In one of my favorite letters, a reader noted the melding of sports and the military along with Hollywood’s predilection for big men with even bigger guns:
I just read your essay “What Happened to Gary Cooper” on Middle East Online and loved it. As a screenwriter in California, I’m often in meetings where some twenty something “exec” speaks lovingly about big men with big guns. I try to steer the discussion to a different kind of hero, the reluctant kind that solve their problems with keen insight instead of quick trigger fingers. I’m sure you can imagine how those suggestions are treated.
And also, as a former professional football player and lifelong sports fan, I’m also very interested in the melding of military and sports cultures. Watch an NFL game and it’s readily apparent. Pregame shows with military guards, monstrous flags, reverential tributes to the troops overseas, etc.
And always the flyovers! A few years back I was at an Angels World Series game with a friend. A stealth bomber thundered overhead right before the first pitch and the crowd went wild. My friend said he had tears in his eyes, and I said, just think how many tears are shed by the people whose countries those things flyover every single day. He thought I was joking. I wasn’t.
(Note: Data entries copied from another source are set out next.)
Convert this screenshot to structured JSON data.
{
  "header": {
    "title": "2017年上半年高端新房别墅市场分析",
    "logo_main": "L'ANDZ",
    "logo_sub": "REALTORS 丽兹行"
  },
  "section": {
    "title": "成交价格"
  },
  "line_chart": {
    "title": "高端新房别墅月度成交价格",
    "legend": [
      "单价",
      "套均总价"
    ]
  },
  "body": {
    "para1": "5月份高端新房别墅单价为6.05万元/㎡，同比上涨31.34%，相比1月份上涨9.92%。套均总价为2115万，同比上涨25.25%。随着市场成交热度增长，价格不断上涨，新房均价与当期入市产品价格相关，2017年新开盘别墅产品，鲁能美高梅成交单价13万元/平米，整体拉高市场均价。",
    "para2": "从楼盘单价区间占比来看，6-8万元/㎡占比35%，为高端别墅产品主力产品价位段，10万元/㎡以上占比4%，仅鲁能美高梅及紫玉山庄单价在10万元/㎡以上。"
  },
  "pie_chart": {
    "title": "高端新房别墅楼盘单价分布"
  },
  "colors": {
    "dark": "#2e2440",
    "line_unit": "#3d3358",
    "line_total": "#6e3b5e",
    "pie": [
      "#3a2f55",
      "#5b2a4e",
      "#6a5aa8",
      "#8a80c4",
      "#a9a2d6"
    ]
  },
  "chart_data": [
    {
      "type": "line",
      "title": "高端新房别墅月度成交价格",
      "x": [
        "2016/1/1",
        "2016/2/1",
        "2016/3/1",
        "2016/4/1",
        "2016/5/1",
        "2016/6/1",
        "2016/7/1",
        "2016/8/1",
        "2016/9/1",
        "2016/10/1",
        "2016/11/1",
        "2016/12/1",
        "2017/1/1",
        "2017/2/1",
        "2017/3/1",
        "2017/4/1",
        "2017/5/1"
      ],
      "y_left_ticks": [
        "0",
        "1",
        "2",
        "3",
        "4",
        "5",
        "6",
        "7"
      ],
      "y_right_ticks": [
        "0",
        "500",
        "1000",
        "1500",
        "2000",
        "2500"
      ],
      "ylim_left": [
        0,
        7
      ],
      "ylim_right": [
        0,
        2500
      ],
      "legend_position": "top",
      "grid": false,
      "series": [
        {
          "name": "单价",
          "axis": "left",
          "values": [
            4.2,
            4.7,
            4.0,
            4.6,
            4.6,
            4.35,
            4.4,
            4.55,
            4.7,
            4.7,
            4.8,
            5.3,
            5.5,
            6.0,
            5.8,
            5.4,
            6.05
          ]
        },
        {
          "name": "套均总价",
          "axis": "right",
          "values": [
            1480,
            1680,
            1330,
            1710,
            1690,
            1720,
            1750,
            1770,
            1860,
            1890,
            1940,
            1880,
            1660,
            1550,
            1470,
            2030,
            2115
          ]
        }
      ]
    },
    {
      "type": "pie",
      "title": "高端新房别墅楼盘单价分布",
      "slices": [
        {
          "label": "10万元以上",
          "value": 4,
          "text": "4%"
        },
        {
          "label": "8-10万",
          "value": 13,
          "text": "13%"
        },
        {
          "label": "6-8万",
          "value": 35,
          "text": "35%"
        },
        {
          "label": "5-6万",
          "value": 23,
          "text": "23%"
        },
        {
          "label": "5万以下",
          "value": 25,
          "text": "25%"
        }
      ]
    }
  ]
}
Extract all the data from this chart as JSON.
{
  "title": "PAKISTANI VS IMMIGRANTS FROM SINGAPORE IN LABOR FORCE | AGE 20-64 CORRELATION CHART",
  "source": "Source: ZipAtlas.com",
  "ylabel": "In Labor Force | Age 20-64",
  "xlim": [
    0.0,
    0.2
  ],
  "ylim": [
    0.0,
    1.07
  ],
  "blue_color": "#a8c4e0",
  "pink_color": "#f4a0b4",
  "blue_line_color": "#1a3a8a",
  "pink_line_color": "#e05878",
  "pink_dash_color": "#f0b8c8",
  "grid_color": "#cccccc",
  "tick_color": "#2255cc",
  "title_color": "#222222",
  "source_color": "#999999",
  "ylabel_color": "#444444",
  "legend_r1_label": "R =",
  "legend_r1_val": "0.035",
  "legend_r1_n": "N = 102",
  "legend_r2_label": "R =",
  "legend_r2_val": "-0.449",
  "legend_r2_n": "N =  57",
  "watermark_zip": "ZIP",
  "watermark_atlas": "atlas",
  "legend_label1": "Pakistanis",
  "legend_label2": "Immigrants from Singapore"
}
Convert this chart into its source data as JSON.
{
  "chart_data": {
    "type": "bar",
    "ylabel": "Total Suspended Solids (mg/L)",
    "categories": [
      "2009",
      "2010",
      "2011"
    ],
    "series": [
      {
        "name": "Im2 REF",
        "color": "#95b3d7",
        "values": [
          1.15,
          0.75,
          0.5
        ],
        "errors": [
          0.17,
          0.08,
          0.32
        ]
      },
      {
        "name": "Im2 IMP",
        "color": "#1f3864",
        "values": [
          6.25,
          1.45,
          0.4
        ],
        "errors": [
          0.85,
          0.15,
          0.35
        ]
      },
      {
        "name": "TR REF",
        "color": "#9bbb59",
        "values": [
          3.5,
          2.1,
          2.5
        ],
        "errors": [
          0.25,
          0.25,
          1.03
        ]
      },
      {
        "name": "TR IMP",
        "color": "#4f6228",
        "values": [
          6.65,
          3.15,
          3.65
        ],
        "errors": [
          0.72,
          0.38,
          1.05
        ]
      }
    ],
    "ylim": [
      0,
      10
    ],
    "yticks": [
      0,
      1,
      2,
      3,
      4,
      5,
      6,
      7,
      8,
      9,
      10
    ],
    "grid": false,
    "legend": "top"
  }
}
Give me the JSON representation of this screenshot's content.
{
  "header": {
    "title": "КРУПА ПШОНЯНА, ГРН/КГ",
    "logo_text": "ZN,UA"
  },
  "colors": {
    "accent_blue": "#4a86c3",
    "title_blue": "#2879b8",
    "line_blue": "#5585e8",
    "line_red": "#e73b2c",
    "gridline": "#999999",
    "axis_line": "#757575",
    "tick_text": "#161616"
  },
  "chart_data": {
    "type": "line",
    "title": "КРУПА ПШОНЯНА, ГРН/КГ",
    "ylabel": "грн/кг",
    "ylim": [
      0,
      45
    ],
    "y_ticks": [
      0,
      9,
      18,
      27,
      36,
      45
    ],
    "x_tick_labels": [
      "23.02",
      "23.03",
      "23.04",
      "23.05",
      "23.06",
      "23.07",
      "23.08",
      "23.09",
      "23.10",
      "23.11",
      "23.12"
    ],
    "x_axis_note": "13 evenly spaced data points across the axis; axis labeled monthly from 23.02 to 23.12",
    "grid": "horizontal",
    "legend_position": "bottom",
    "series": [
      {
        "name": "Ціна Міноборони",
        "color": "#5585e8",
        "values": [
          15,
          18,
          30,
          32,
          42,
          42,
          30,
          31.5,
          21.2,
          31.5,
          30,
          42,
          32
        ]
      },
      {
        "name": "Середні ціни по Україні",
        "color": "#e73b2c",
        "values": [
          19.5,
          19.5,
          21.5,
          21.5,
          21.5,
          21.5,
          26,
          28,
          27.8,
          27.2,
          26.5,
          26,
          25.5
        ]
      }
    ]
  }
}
These reader comments from 2009 could have been made yesterday—or today. Steroidal displays of hyper-patriotism and exotic weaponry continue apace in allegedly peace-loving America as the president boasts of trillion-dollar war budgets.
A final comment from another reader:
I served in the US Coast Guard back when it wasn’t fashionable to be in the military. I remember having garbage thrown at me from passing cars when on liberty from the Academy. I don’t desire a return to those days but I firmly believe that the pendulum has gone too far the other way.
I love my country as much as anyone but I really wish that they’d stop singing ‘God Bless America’ during the 7th inning stretch and replace it with “America the Beautiful”, prefereably all verses but at least the first two. For the past 8 years, I’ve been moved to tears when singing te second verse as it ends,
“America! America! God mend thine ev’ry flaw;
Confirm thy soul in self control, thy liberty in law! “
We could use a bit more self control.
These comments come from men who at first glance might be seen as “conservative” or even as “deplorable” by some sectors of society. This is deeply unfortunate. I’m not sure how else to put this, so I’ll just say it: these men would not be out of step with the efforts of groups like Code Pink. We need to come together.
In America there is a “silent majority” who are tired of vapid patriotism, rabid nationalism, and endless wars. How we activate that silent majority—how we get them to stand up, to march, to declare “Enough is enough!” is a question for the ages.